An internal world model refers to an internal representation of the domain in which the language or machine learning model operates, allowing it to make predictions and plans. This is the first step to truly understanding some task or domain.

Long-term planning is a fundamental problem in AI that must be addressed for agents to effectively interact with the world and make decisions. The notion that accurate world models can be developed purely from language interactions suggests that these models could learn how processes work and perform inference, all from learning about the world through language alone.

Many researchers claim that large language models do not have internal representations. When prompted with complex sequences of instructions, these models can miss the intended meaning altogether. In contrast, humans can simulate these instructions in their minds, keeping track of the final outcome without remembering the entire sequence. This ability allows humans to accurately answer questions about the scenario in real-time.

An argument against LLMs’ internal models is that their error rates seem to increase with the length of prompts. As an example to understand this argument, consider a game of chess. In the game played mentally, one only needs to track the current board state to answer questions, regardless of the conversation’s length. So, unless memory is faulty or one gets tired, there is no reason why the probability of making a mistake (like forgetting how a piece moves) would increase as the game gets longer if one has an internal model of the game.

However, without internal world representations, LLMs might only learn correlations between sequences of instructions and end states, leading to a higher likelihood of mistakes with longer prompts. This limitation is significant because if these language models are to be used for tasks beyond linguistic manipulation, such as planning, problem-solving, or decision-making, they must be able to simulate and predict outcomes for extended sequences. Without the ability to learn a model of the world, these models will be severely limited in the complexity of problems they can solve.

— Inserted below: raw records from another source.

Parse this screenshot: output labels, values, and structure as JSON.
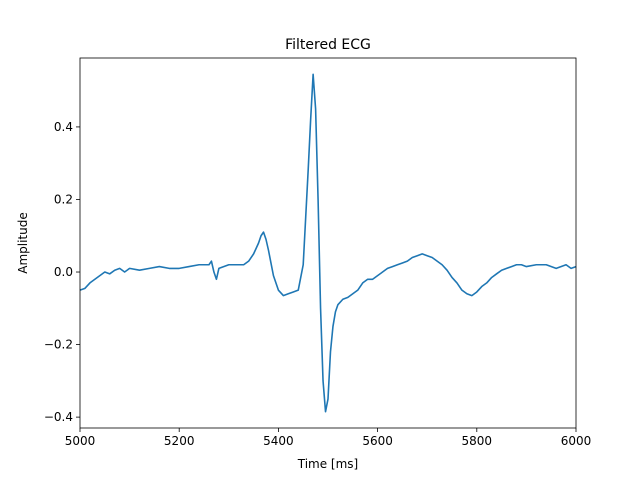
{
  "chart_data": {
    "type": "line",
    "title": "Filtered ECG",
    "xlabel": "Time [ms]",
    "ylabel": "Amplitude",
    "xlim": [
      5000,
      6000
    ],
    "ylim": [
      -0.43,
      0.59
    ],
    "grid": false,
    "x_ticks": [
      5000,
      5200,
      5400,
      5600,
      5800,
      6000
    ],
    "x_tick_labels": [
      "5000",
      "5200",
      "5400",
      "5600",
      "5800",
      "6000"
    ],
    "y_ticks": [
      -0.4,
      -0.2,
      0.0,
      0.2,
      0.4
    ],
    "y_tick_labels": [
      "−0.4",
      "−0.2",
      "0.0",
      "0.2",
      "0.4"
    ],
    "series": [
      {
        "color": "#1f77b4",
        "x": [
          5000,
          5010,
          5020,
          5030,
          5040,
          5050,
          5060,
          5070,
          5080,
          5090,
          5100,
          5120,
          5140,
          5160,
          5180,
          5200,
          5220,
          5240,
          5260,
          5265,
          5270,
          5275,
          5280,
          5300,
          5320,
          5330,
          5340,
          5350,
          5360,
          5365,
          5370,
          5375,
          5380,
          5390,
          5400,
          5410,
          5420,
          5430,
          5440,
          5450,
          5455,
          5460,
          5465,
          5470,
          5475,
          5480,
          5485,
          5490,
          5495,
          5500,
          5505,
          5510,
          5515,
          5520,
          5530,
          5540,
          5550,
          5560,
          5570,
          5580,
          5590,
          5600,
          5610,
          5620,
          5630,
          5640,
          5650,
          5660,
          5670,
          5680,
          5690,
          5700,
          5710,
          5720,
          5730,
          5740,
          5750,
          5760,
          5770,
          5780,
          5790,
          5800,
          5810,
          5820,
          5830,
          5840,
          5850,
          5860,
          5870,
          5880,
          5890,
          5900,
          5920,
          5940,
          5960,
          5980,
          5990,
          6000
        ],
        "y": [
          -0.05,
          -0.045,
          -0.03,
          -0.02,
          -0.01,
          0.0,
          -0.005,
          0.005,
          0.01,
          0.0,
          0.01,
          0.005,
          0.01,
          0.015,
          0.01,
          0.01,
          0.015,
          0.02,
          0.02,
          0.03,
          0.0,
          -0.02,
          0.01,
          0.02,
          0.02,
          0.02,
          0.03,
          0.05,
          0.08,
          0.1,
          0.11,
          0.09,
          0.06,
          -0.01,
          -0.05,
          -0.065,
          -0.06,
          -0.055,
          -0.05,
          0.02,
          0.15,
          0.28,
          0.42,
          0.545,
          0.45,
          0.2,
          -0.1,
          -0.3,
          -0.385,
          -0.35,
          -0.22,
          -0.15,
          -0.11,
          -0.09,
          -0.075,
          -0.07,
          -0.06,
          -0.05,
          -0.03,
          -0.02,
          -0.02,
          -0.01,
          0.0,
          0.01,
          0.015,
          0.02,
          0.025,
          0.03,
          0.04,
          0.045,
          0.05,
          0.045,
          0.04,
          0.03,
          0.02,
          0.005,
          -0.015,
          -0.03,
          -0.05,
          -0.06,
          -0.065,
          -0.055,
          -0.04,
          -0.03,
          -0.015,
          -0.005,
          0.005,
          0.01,
          0.015,
          0.02,
          0.02,
          0.015,
          0.02,
          0.02,
          0.01,
          0.02,
          0.01,
          0.015
        ]
      }
    ]
  }
}
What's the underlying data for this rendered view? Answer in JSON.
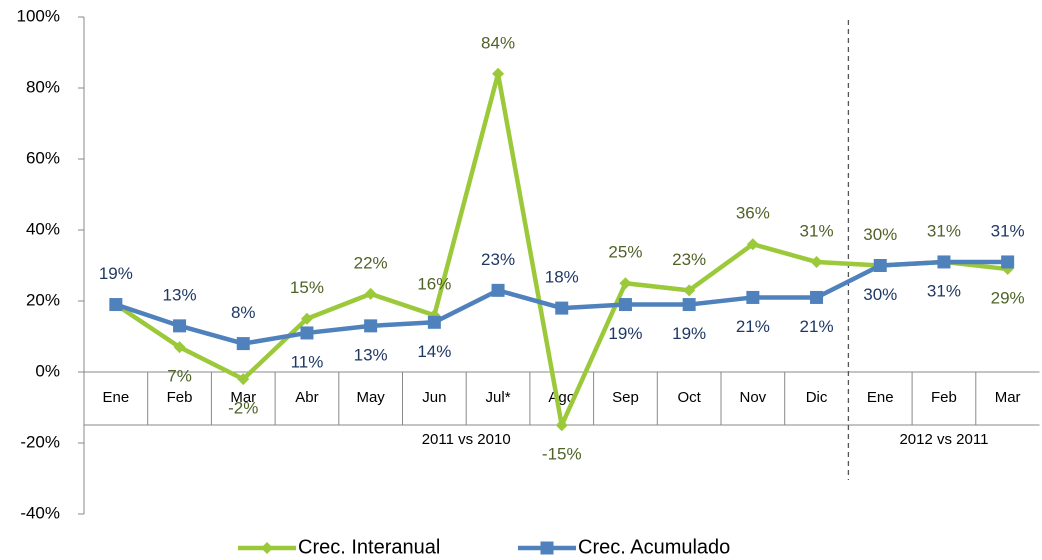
{
  "chart_data": {
    "type": "line",
    "categories": [
      "Ene",
      "Feb",
      "Mar",
      "Abr",
      "May",
      "Jun",
      "Jul*",
      "Ago",
      "Sep",
      "Oct",
      "Nov",
      "Dic",
      "Ene",
      "Feb",
      "Mar"
    ],
    "groups": [
      "2011 vs 2010",
      "2012 vs 2011"
    ],
    "series": [
      {
        "name": "Crec. Interanual",
        "color": "#9bc93a",
        "label_color": "#4f6228",
        "marker": "diamond",
        "values": [
          19,
          7,
          -2,
          15,
          22,
          16,
          84,
          -15,
          25,
          23,
          36,
          31,
          30,
          31,
          29
        ],
        "value_labels": [
          null,
          "7%",
          "-2%",
          "15%",
          "22%",
          "16%",
          "84%",
          "-15%",
          "25%",
          "23%",
          "36%",
          "31%",
          "30%",
          "31%",
          "29%"
        ]
      },
      {
        "name": "Crec. Acumulado",
        "color": "#4f81bd",
        "label_color": "#1f3864",
        "marker": "square",
        "values": [
          19,
          13,
          8,
          11,
          13,
          14,
          23,
          18,
          19,
          19,
          21,
          21,
          30,
          31,
          31
        ],
        "value_labels": [
          "19%",
          "13%",
          "8%",
          "11%",
          "13%",
          "14%",
          "23%",
          "18%",
          "19%",
          "19%",
          "21%",
          "21%",
          "30%",
          "31%",
          "31%"
        ]
      }
    ],
    "ylim": [
      -40,
      100
    ],
    "yticks": [
      {
        "value": -40,
        "label": "-40%"
      },
      {
        "value": -20,
        "label": "-20%"
      },
      {
        "value": 0,
        "label": "0%"
      },
      {
        "value": 20,
        "label": "20%"
      },
      {
        "value": 40,
        "label": "40%"
      },
      {
        "value": 60,
        "label": "60%"
      },
      {
        "value": 80,
        "label": "80%"
      },
      {
        "value": 100,
        "label": "100%"
      }
    ],
    "legend": "bottom"
  }
}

Furthermore, building internal models from linguistic interaction alone may be fundamentally impossible. If true, then we will need a qualitative improvement in our AI systems, a new approach that surpasses the capabilities of large language models.

Moving forward

As we welcome AI into our lives, we can contemplate what has undoubtedly been the some of the most impactful years of Artificial Intelligence since the birth of the field around the 1960s. The next few years will be about cristalizing the many potential applications of AI into actual, useful products that might usher a new era of abundance like we’ve never seen before. Even if we hit a major theoretical barrier, and there is now new scientific development that has led to AGI for decades, we still have years ahead to harvest what’s already possible with current AI technology.

But the future is never certain. Artificial intelligence is the most powerful technology we have, and as such, it is also the most dangerous. There are deeply troubling problems and challenges in the short and medium term, for which we have little guarantee we can solve them. Only with the collective effort of researchers, engineers, lawmakers, creators, and the general public can we stand a chance to overcome them.

In any case, if you feel like the year has passed and you got left behind, worry not; today is the best moment to get into AI. Whatever your profession and your interests, there is something in the field of AI for you. If you care about fundamental theory, AI questions are some of the most challenging open questions in math and logic. If you care about engineering, some of the most interesting pragmatic problems are about scaling AI. If you care about ethics and society, one of the most critical questions ahead is how to deal with this tech’s massive impact on our lives. And if you just want to have fun, you now have one of the most powerful technologies ever made at your fingertips.